Here's a really sound - and pretty much Marxist - explanation for the current stock market boom from Southbank Research:
"We’ve created an environment — for an extended period — where we have a decreased frequency of loss events, an accumulating risk of a major event, and a bias that does not contain the wisdom of navigating any such event. So, market volatility is low. At the same time, this environment is increasing the potential for a major loss event.
A “major loss event” is pretty much just what it sounds like. A correction. Or even a crash. Something you don’t see coming until it’s right between your eyeballs, caving in the bridge of your nose.
Yet it’s been over a year since there was even a 5% pullback in the S&P 500. The S&P is in the middle of its longest such “quiet period” since 1995. No matter how hard you look, you will struggle to spot any sign of trouble on the horizon.
Here it would be tempting to make some analogy about dormant volcanoes. Eventually they erupt. Ka-boom! Pyroclastic flows. Herculaneum. Pompeii.
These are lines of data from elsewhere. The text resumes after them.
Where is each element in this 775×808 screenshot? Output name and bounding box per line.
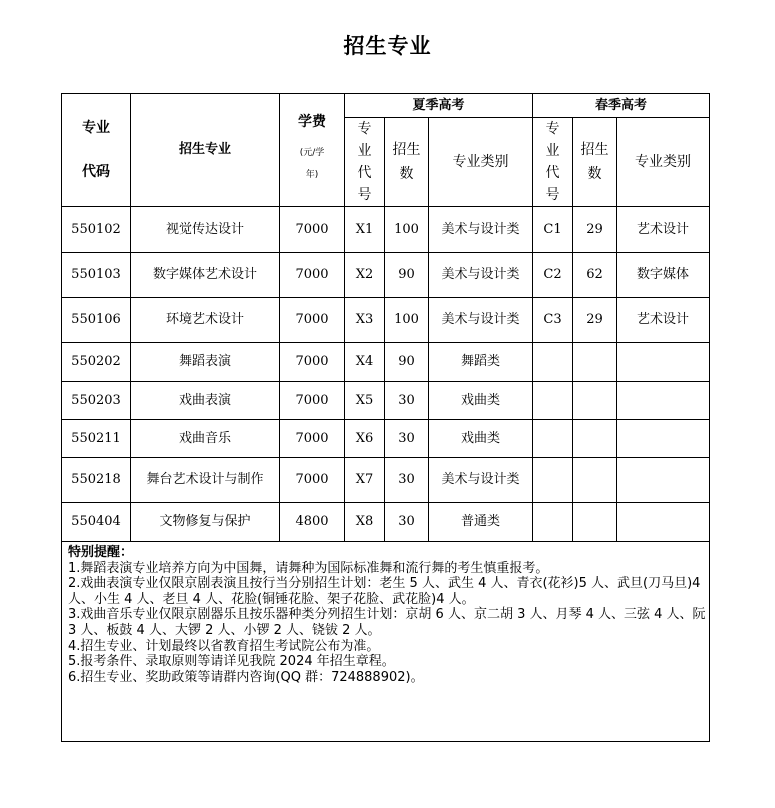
cell-summer-quota: 100 [385, 298, 429, 343]
note-line: 4.招生专业、计划最终以省教育招生考试院公布为准。 [68, 638, 380, 654]
cell-spring-code [533, 420, 573, 458]
cell-summer-quota: 30 [385, 458, 429, 503]
cell-spring-code: C3 [533, 298, 573, 343]
cell-spring-category [617, 343, 710, 382]
cell-summer-quota: 30 [385, 503, 429, 542]
table-row [62, 207, 710, 253]
header-spring-category: 专业类别 [617, 118, 710, 207]
cell-fee: 7000 [280, 253, 345, 298]
cell-code: 550203 [62, 382, 131, 420]
header-spring-code: 专 业 代 号 [533, 118, 573, 207]
header-fee-unit-line1: (元/学 [299, 148, 325, 159]
cell-spring-code [533, 382, 573, 420]
cell-summer-code: X4 [345, 343, 385, 382]
cell-summer-code: X7 [345, 458, 385, 503]
table-row [62, 253, 710, 298]
cell-summer-code: X5 [345, 382, 385, 420]
cell-summer-quota: 100 [385, 207, 429, 253]
cell-major: 文物修复与保护 [131, 503, 280, 542]
header-fee-unit-line2: 年) [305, 170, 319, 181]
cell-summer-code: X2 [345, 253, 385, 298]
cell-summer-category: 戏曲类 [429, 382, 533, 420]
enrollment-table [61, 93, 710, 742]
cell-code: 550102 [62, 207, 131, 253]
header-spring: 春季高考 [533, 94, 710, 118]
notes-title: 特别提醒： [68, 545, 134, 560]
cell-major: 视觉传达设计 [131, 207, 280, 253]
header-code-line2: 代码 [82, 164, 110, 180]
header-summer-quota: 招生 数 [385, 118, 429, 207]
header-fee-label: 学费 [298, 113, 326, 130]
header-major: 招生专业 [131, 94, 280, 207]
page-title: 招生专业 [343, 34, 432, 58]
table-row [62, 343, 710, 382]
table-row [62, 420, 710, 458]
cell-spring-code: C2 [533, 253, 573, 298]
cell-spring-category: 数字媒体 [617, 253, 710, 298]
cell-spring-quota: 29 [573, 207, 617, 253]
note-line: 3.戏曲音乐专业仅限京剧器乐且按乐器种类分列招生计划：京胡 6 人、京二胡 3 人、月琴 4 人、三弦 4 人、阮 3 人、板鼓 4 人、大锣 2 人、小锣 2 人、铙钹 2 人。 [68, 607, 706, 638]
cell-spring-quota [573, 382, 617, 420]
note-line: 2.戏曲表演专业仅限京剧表演且按行当分别招生计划：老生 5 人、武生 4 人、青衣(花衫)5 人、武旦(刀马旦)4 人、小生 4 人、老旦 4 人、花脸(铜锤花脸、架子花脸、武花脸)4 人。 [68, 576, 701, 607]
cell-major: 舞蹈表演 [131, 343, 280, 382]
cell-code: 550211 [62, 420, 131, 458]
cell-summer-quota: 90 [385, 343, 429, 382]
cell-major: 戏曲表演 [131, 382, 280, 420]
header-fee [280, 94, 345, 207]
cell-spring-code [533, 503, 573, 542]
cell-spring-quota [573, 420, 617, 458]
cell-fee: 7000 [280, 382, 345, 420]
cell-spring-category [617, 458, 710, 503]
note-line: 6.招生专业、奖助政策等请群内咨询(QQ 群：724888902)。 [68, 669, 424, 685]
cell-summer-category: 美术与设计类 [429, 253, 533, 298]
cell-fee: 7000 [280, 458, 345, 503]
cell-summer-code: X6 [345, 420, 385, 458]
cell-summer-code: X1 [345, 207, 385, 253]
cell-summer-quota: 90 [385, 253, 429, 298]
cell-spring-quota [573, 343, 617, 382]
header-summer-category: 专业类别 [429, 118, 533, 207]
note-line: 5.报考条件、录取原则等请详见我院 2024 年招生章程。 [68, 654, 395, 670]
cell-summer-code: X3 [345, 298, 385, 343]
cell-summer-code: X8 [345, 503, 385, 542]
cell-code: 550103 [62, 253, 131, 298]
table-row [62, 382, 710, 420]
header-summer: 夏季高考 [345, 94, 533, 118]
cell-spring-category [617, 420, 710, 458]
cell-spring-code [533, 458, 573, 503]
cell-fee: 7000 [280, 420, 345, 458]
cell-summer-quota: 30 [385, 382, 429, 420]
note-line: 1.舞蹈表演专业培养方向为中国舞，请舞种为国际标准舞和流行舞的考生慎重报考。 [68, 560, 549, 576]
cell-major: 戏曲音乐 [131, 420, 280, 458]
cell-summer-category: 美术与设计类 [429, 458, 533, 503]
header-summer-code: 专 业 代 号 [345, 118, 385, 207]
cell-code: 550202 [62, 343, 131, 382]
cell-spring-quota: 62 [573, 253, 617, 298]
cell-spring-quota [573, 458, 617, 503]
cell-fee: 7000 [280, 207, 345, 253]
header-spring-quota: 招生 数 [573, 118, 617, 207]
cell-summer-category: 美术与设计类 [429, 298, 533, 343]
cell-code: 550218 [62, 458, 131, 503]
table-row [62, 503, 710, 542]
cell-major: 数字媒体艺术设计 [131, 253, 280, 298]
cell-code: 550106 [62, 298, 131, 343]
cell-spring-category [617, 503, 710, 542]
cell-fee: 7000 [280, 298, 345, 343]
cell-code: 550404 [62, 503, 131, 542]
cell-spring-code: C1 [533, 207, 573, 253]
cell-summer-category: 美术与设计类 [429, 207, 533, 253]
special-notes [62, 542, 710, 742]
cell-summer-quota: 30 [385, 420, 429, 458]
cell-spring-category: 艺术设计 [617, 207, 710, 253]
cell-spring-category: 艺术设计 [617, 298, 710, 343]
cell-spring-quota: 29 [573, 298, 617, 343]
cell-spring-category [617, 382, 710, 420]
cell-spring-code [533, 343, 573, 382]
cell-major: 环境艺术设计 [131, 298, 280, 343]
table-row [62, 458, 710, 503]
cell-summer-category: 戏曲类 [429, 420, 533, 458]
cell-fee: 4800 [280, 503, 345, 542]
header-code [62, 94, 131, 207]
cell-major: 舞台艺术设计与制作 [131, 458, 280, 503]
header-fee-unit [280, 142, 344, 186]
cell-summer-category: 舞蹈类 [429, 343, 533, 382]
table-row [62, 298, 710, 343]
cell-fee: 7000 [280, 343, 345, 382]
cell-summer-category: 普通类 [429, 503, 533, 542]
header-code-line1: 专业 [82, 120, 110, 136]
cell-spring-quota [573, 503, 617, 542]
Ash, fire, death.
But geologic time scales are so long compared to our own puny lives that few of us would be genuinely afraid about a volcano erupting and ending the world as we know it. And that’s no way to go through life anyway, waiting around for a volcano to erupt.
Let’s leave off the apocalyptics and suggest there may be something else going on today in financial markets. But what, exactly?
The something else is that the financial markets have become a semi-private means for the wealthy and well-connected to improve their position. There are two worlds now. One for people who can afford to own stocks and bonds and one for everyone else.
The share of profit going to corporations is going up. The share to workers is going down. In this way, corporate earnings are quite bullish looking. That’s great news if you’re a shareholder.
Wall Street and the City have the support of the Federal Reserve and the Bank of England, respectively. Asset owners and asset managers have friends in high places. And those friends have printing presses.
This is why it’s possible for stockmarkets to make higher highs even as most of the middle class in the Western world falls further behind. If you work in or around finance, you have a chance to earn a big wage and buy financial assets, which are bid up and backed up by the central bank.
If you’re out in the real world with a skill and have to compete for your wage with several other billion people who can also make things or provide services, you’ll be lucky to find a job and stay out of debt (unless you want to buy a home, in which case, borrow away and good luck paying). You’ll be lucky to keep the robots off your back.
Granted all this is just a theory about why stocks can go up while wages (for most people) struggle to match rising health, education and housing costs. But it’s not a bad theory. There are two systems. And they are only connected at the margin.
The world isn’t really a less risky place now that it was 20 years ago. It’s just that all the risks are in one system. All the benefits are in the other.
But don’t rule out “a major loss event”, especially when it’s the most unexpected. One trait we all have in common in the modern world is our increasingly short attention span. Our collective memory is failing."